Re-running `/paper-research <same-topic>` should be safe:

1. Step 1 returns `slug_taken` → ask user before continuing.
2. Step 5 returns `path_conflict` on already-filed sources → `read_note` then skip; do not duplicate.
3. Step 6 returns `path_conflict` on already-filed topic pages → `read_note` then skip (resolution will pick them up via Phase 1 backfill).
4. Step 7 returns `path_conflict` on the synthesis → use `update_note` to refresh (read first to get `expectedRevisionId`).
5. Step 8 is idempotent server-side (no error on duplicate).

The user can re-run mid-session if WebFetch errors out — only new sources will be filed.

---

## When Global Submission Is Available

If BOTH `paper-personal` AND `paper-global` MCP servers are bound, after Step 7 ask:

> "Want to submit the synthesis to the global vault as a PR? (y/n)"

On `y`, invoke `/paper-contribute` with the synthesis content.
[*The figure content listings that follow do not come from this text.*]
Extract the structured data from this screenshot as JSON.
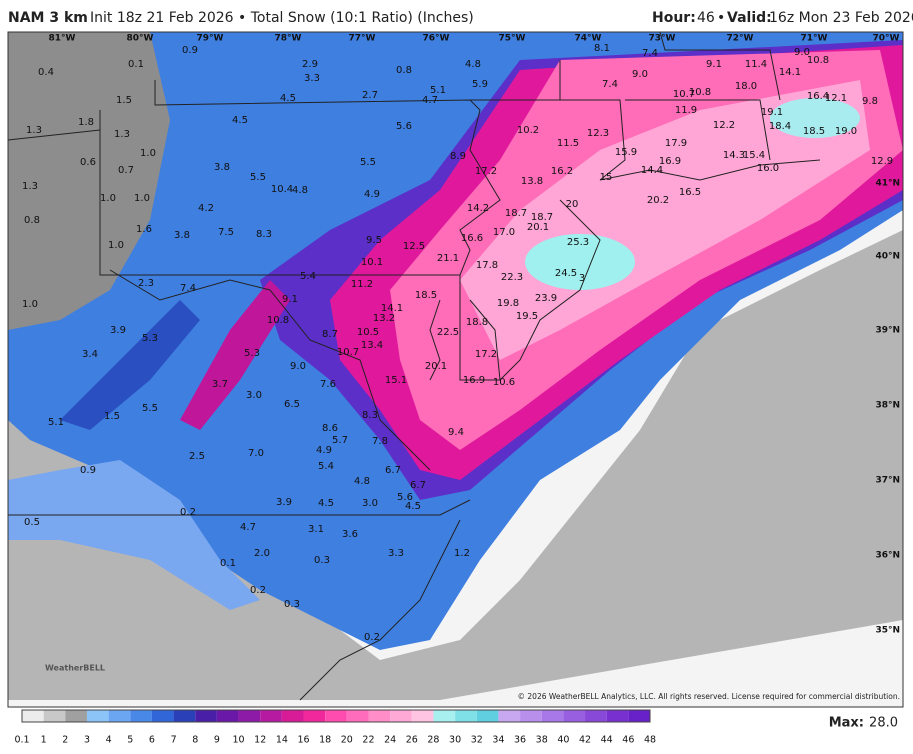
{
  "header": {
    "model": "NAM 3 km",
    "description": "Init 18z 21 Feb 2026 • Total Snow (10:1 Ratio) (Inches)",
    "hour_label": "Hour:",
    "hour": "46",
    "separator": "•",
    "valid_label": "Valid:",
    "valid": "16z Mon 23 Feb 2026"
  },
  "map": {
    "longitudes": [
      "81°W",
      "80°W",
      "79°W",
      "78°W",
      "77°W",
      "76°W",
      "75°W",
      "74°W",
      "73°W",
      "72°W",
      "71°W",
      "70°W"
    ],
    "latitudes": [
      "41°N",
      "40°N",
      "39°N",
      "38°N",
      "37°N",
      "36°N",
      "35°N"
    ],
    "labels": [
      "0.9",
      "0.4",
      "0.1",
      "1.5",
      "1.3",
      "1.8",
      "1.3",
      "0.6",
      "0.7",
      "1.0",
      "1.3",
      "1.0",
      "1.0",
      "0.8",
      "1.6",
      "1.0",
      "1.0",
      "2.9",
      "3.3",
      "4.5",
      "2.7",
      "0.8",
      "4.8",
      "5.9",
      "5.1",
      "4.7",
      "4.5",
      "5.6",
      "3.8",
      "5.5",
      "10.4",
      "4.8",
      "5.5",
      "4.9",
      "8.9",
      "4.2",
      "7.5",
      "8.3",
      "3.8",
      "9.5",
      "12.5",
      "10.1",
      "5.4",
      "7.4",
      "2.3",
      "11.2",
      "9.1",
      "10.8",
      "8.7",
      "3.9",
      "5.3",
      "3.4",
      "5.3",
      "10.7",
      "13.4",
      "10.5",
      "13.2",
      "14.1",
      "18.5",
      "9.0",
      "3.7",
      "7.6",
      "15.1",
      "20.1",
      "22.5",
      "3.0",
      "6.5",
      "8.3",
      "5.1",
      "1.5",
      "5.5",
      "8.6",
      "5.7",
      "7.8",
      "4.9",
      "2.5",
      "7.0",
      "5.4",
      "6.7",
      "0.9",
      "4.8",
      "6.7",
      "5.6",
      "4.5",
      "3.0",
      "4.5",
      "3.9",
      "0.2",
      "0.5",
      "4.7",
      "3.1",
      "3.6",
      "2.0",
      "3.3",
      "1.2",
      "0.1",
      "0.3",
      "0.2",
      "0.3",
      "0.2",
      "9.4",
      "16.9",
      "10.6",
      "17.2",
      "18.8",
      "19.8",
      "19.5",
      "23.9",
      "22.3",
      "24.5",
      "3",
      "17.8",
      "21.1",
      "16.6",
      "17.0",
      "14.2",
      "18.7",
      "18.7",
      "20.1",
      "25.3",
      "20",
      "17.2",
      "13.8",
      "16.2",
      "10.2",
      "11.5",
      "12.3",
      "15",
      "15.9",
      "16.9",
      "14.4",
      "14.3",
      "15.4",
      "16.5",
      "17.9",
      "20.2",
      "12.2",
      "11.9",
      "10.7",
      "10.8",
      "9.1",
      "8.1",
      "7.4",
      "9.0",
      "7.4",
      "11.4",
      "14.1",
      "9.0",
      "10.8",
      "18.0",
      "16.4",
      "12.1",
      "9.8",
      "19.1",
      "18.4",
      "18.5",
      "19.0",
      "12.9",
      "16.0"
    ],
    "logo": "WeatherBELL",
    "copyright": "© 2026 WeatherBELL Analytics, LLC. All rights reserved. License required for commercial distribution."
  },
  "legend": {
    "ticks": [
      "0.1",
      "1",
      "2",
      "3",
      "4",
      "5",
      "6",
      "7",
      "8",
      "9",
      "10",
      "12",
      "14",
      "16",
      "18",
      "20",
      "22",
      "24",
      "26",
      "28",
      "30",
      "32",
      "34",
      "36",
      "38",
      "40",
      "42",
      "44",
      "46",
      "48"
    ],
    "max_label": "Max:",
    "max": "28.0"
  }
}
Source notes stay personal (raw evidence is not for the commons); only the curated synthesis is a candidate global contribution.

If only `paper-personal` is bound, skip this prompt silently.

---

## Constraints

Always respect `references/program.md`:
- Max rounds per topic (default: 3)
- Max pages per session (default: 15)
- Source-preference rules
- Confidence-scoring rules

If a program constraint conflicts with completeness, respect the constraint and note what was left out in the synthesis's "Open Questions" section.

If the program file is missing or malformed, fall back to the defaults above and warn the user once at the start of the session.